The Judges Election Committee on Tuesday made six new appointments to the lower courts but decided against publishing a detailed protocol of the committee's deliberations now or in the future, Tzahi Moshe, Justice Minister Daniel Friedmann's communications adviser, announced.
The committee also decided to postpone a meeting that had been scheduled for March 25 to elect new justices to the Supreme Court.
There are currently only 10 permanent justices serving on the court which, by law, is supposed to have 15.
The committee decided that it would record the topics that it discussed regarding each candidate vying for a judicial posting, but would not publish this material unless the committee specifically decided otherwise. It decided that the protocol that would be released would "reflect the main points of the committee's itinerary for that meeting." Moshe did not elaborate on this decision.
Regarding another matter, the court decided to publish in the government gazette the names of the candidates for each judicial posting 30 days before the committee is due to vote, instead of 21 days as has been the case up until now. The names are published in order to give the public time to express opposition and provide information to the committee about the various candidates. According to Tuesday's decision, objections will be accepted up to 10 days before the committee meeting, so as to give the candidates enough time to respond to the allegations against them.
The committee also decided that the subcommittees of the Judges Election Committee that interview each candidate for a judicial posting who is not currently a judge, must refer every candidate to the course for judges conducted by the Judges In-Training Center.

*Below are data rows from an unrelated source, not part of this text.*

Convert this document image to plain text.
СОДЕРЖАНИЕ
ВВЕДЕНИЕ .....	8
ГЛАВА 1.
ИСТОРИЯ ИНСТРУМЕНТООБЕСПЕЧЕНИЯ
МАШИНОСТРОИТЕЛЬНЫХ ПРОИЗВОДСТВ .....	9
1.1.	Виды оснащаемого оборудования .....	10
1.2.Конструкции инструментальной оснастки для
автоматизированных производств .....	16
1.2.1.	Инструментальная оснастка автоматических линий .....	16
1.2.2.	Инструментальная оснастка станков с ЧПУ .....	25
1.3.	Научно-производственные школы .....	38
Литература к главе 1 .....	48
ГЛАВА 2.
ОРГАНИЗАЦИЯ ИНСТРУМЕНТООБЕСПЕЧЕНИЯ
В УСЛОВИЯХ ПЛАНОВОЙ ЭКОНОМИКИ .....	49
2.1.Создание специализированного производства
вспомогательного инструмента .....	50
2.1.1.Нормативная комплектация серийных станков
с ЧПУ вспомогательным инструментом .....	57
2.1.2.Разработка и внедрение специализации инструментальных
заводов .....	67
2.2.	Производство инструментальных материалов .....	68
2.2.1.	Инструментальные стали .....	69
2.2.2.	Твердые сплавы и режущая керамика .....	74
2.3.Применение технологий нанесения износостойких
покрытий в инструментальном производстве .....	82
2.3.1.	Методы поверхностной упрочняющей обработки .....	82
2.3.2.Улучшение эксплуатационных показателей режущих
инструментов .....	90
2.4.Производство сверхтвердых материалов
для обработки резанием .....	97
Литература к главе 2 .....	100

Until now, the subcommittee has not been required to instruct every candidate to take the five-day course. The subcommittee may also order candidates to take a special test to gauge whether they are suitable for a judicial career.
The committee decided to meet again on March 7 to continue appointing new judges to lower and district courts.
Meanwhile, activist Ben-Zion Citrin wrote to Friedmann earlier in the day demanding that he keep the Justice Ministry's promise to elect new justices to the Supreme Court on March 25. The Justice Ministry made the promise in response to a petition filed by Citrin demanding that the Judges Election Committee appoint new justices immediately, since no new appointments had been made to the Supreme Court since May 2004, and five positions were vacant.